Soyer, asıl kararını 30 Ekim İzmir zelzelesinden sonra verdiğini belirtti ve şunları söyledi;
“Ege Denizi’nde meydana gelen bir zelzele İzmir’de 118 can aldıysa, merkez üssü İzmir olan bir zelzelede kayıplar çok daha büyük olurdu. Bu fikir, kentsel dönüşümü belediyenin tüm projelerinin önüne geçirdi.”

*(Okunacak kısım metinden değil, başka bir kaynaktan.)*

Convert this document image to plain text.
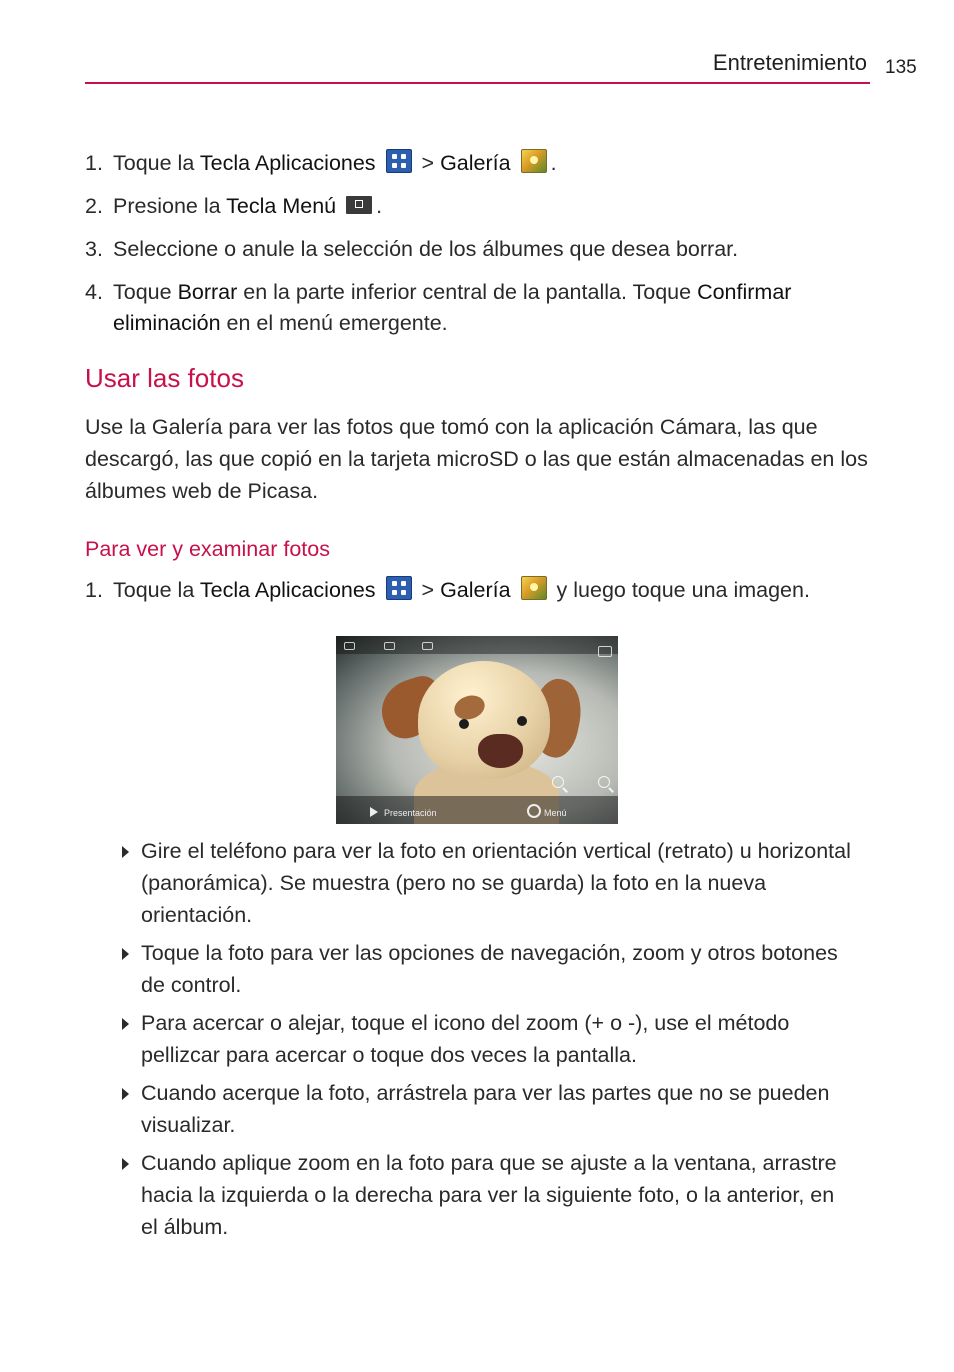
Entretenimiento 135
1. Toque la Tecla Aplicaciones
> Galería .
2. Presione la Tecla Menú .
3. Seleccione o anule la selección de los álbumes que desea borrar.
4. Toque Borrar en la parte inferior central de la pantalla. Toque Confirmar eliminación en el menú emergente.
Usar las fotos
Use la Galería para ver las fotos que tomó con la aplicación Cámara, las que descargó, las que copió en la tarjeta microSD o las que están almacenadas en los álbumes web de Picasa.
Para ver y examinar fotos
1. Toque la Tecla Aplicaciones
> Galería  y luego toque una imagen.
Presentación	Menú
Gire el teléfono para ver la foto en orientación vertical (retrato) u horizontal (panorámica). Se muestra (pero no se guarda) la foto en la nueva orientación.
Toque la foto para ver las opciones de navegación, zoom y otros botones de control.
Para acercar o alejar, toque el icono del zoom (+ o -), use el método pellizcar para acercar o toque dos veces la pantalla.
Cuando acerque la foto, arrástrela para ver las partes que no se pueden visualizar.
Cuando aplique zoom en la foto para que se ajuste a la ventana, arrastre hacia la izquierda o la derecha para ver la siguiente foto, o la anterior, en el álbum.
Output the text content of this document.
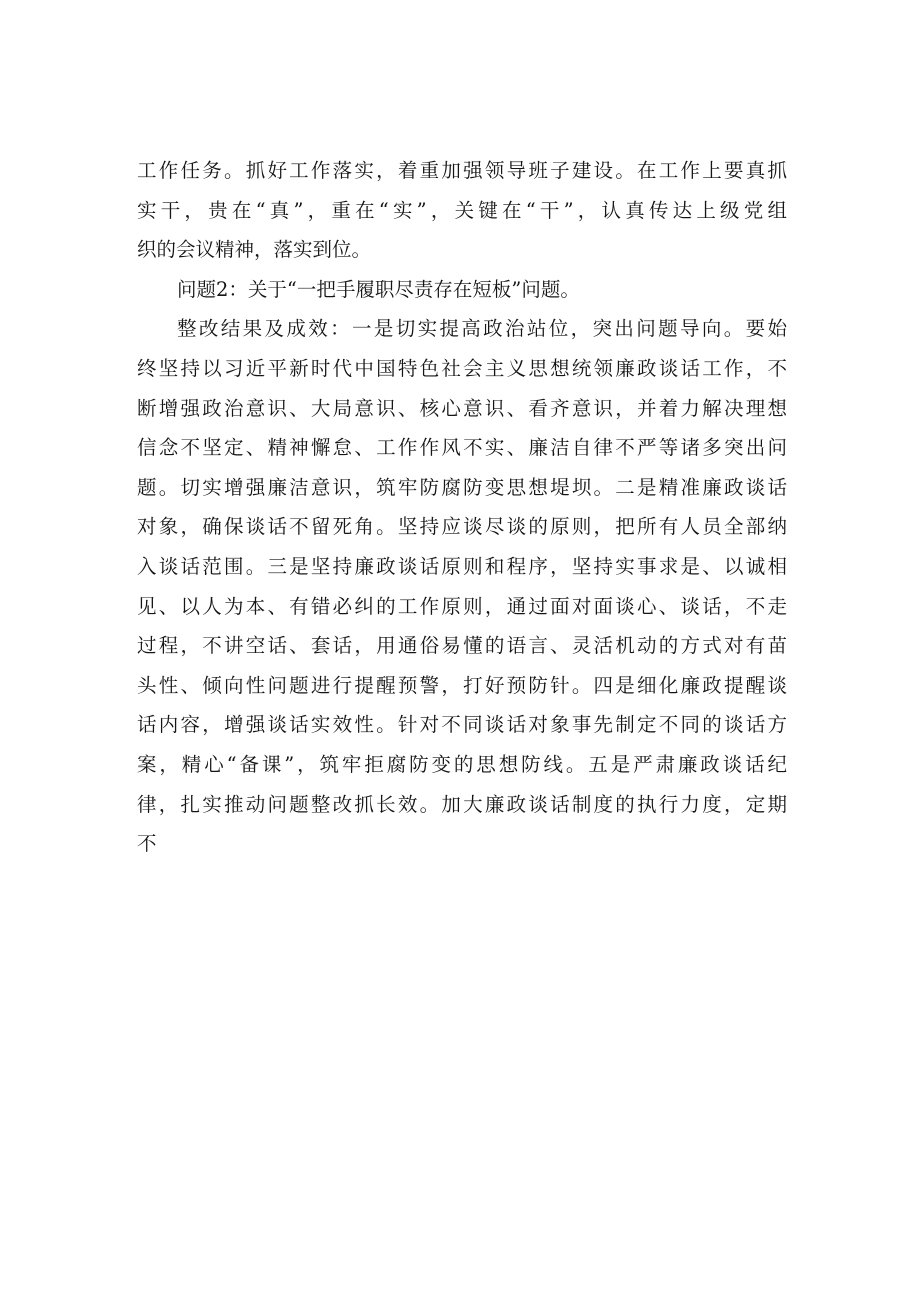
工作任务。抓好工作落实，着重加强领导班子建设。在工作上要真抓
实干，贵在“真”，重在“实”，关键在“干”，认真传达上级党组
织的会议精神，落实到位。
问题2：关于“一把手履职尽责存在短板”问题。
整改结果及成效：一是切实提高政治站位，突出问题导向。要始
终坚持以习近平新时代中国特色社会主义思想统领廉政谈话工作，不
断增强政治意识、大局意识、核心意识、看齐意识，并着力解决理想
信念不坚定、精神懈怠、工作作风不实、廉洁自律不严等诸多突出问
题。切实增强廉洁意识，筑牢防腐防变思想堤坝。二是精准廉政谈话
对象，确保谈话不留死角。坚持应谈尽谈的原则，把所有人员全部纳
入谈话范围。三是坚持廉政谈话原则和程序，坚持实事求是、以诚相
见、以人为本、有错必纠的工作原则，通过面对面谈心、谈话，不走
过程，不讲空话、套话，用通俗易懂的语言、灵活机动的方式对有苗
头性、倾向性问题进行提醒预警，打好预防针。四是细化廉政提醒谈
话内容，增强谈话实效性。针对不同谈话对象事先制定不同的谈话方
案，精心“备课”，筑牢拒腐防变的思想防线。五是严肃廉政谈话纪
律，扎实推动问题整改抓长效。加大廉政谈话制度的执行力度，定期
不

Göreve geldikten kısa müddet sonra Zelzele ve Afet Daire Başkanlığı’nı kurduklarını aktaran Soyer, zelzele sonrası bu üniteye 200 milyon lira aktardıklarını, ilerleyen yıllarda Kentsel Dönüşüm Dairesi’ni de bu üniteye bağlayarak bütüncül bir yaklaşım izlediklerini tabir etti.
“CEZAEVİNE GİRMEME SEBEP OLDU”
Tunç Soyer, sarsıntı dirençli kent yaratma kararlılığının yargı süreciyle sonuçlandığını belirterek, “Deprem dirençli bir kent yaratma kastı ve kararlılığı, Cumhuriyet Savcılığı tarafından ‘hile ve desise’ ile toplumu aldatma olarak değerlendirildi. Bu iddianame ile tutuklandım ve cezaevine girdim.” dedi.
Soyer, tüzel savunmasının avukatları tarafından hazırlandığını, kendisinin ise önümüzdeki günlerde sürecin insani, siyasi ve teknik boyutlarını kamuoyu ile paylaşacağını duyurdu.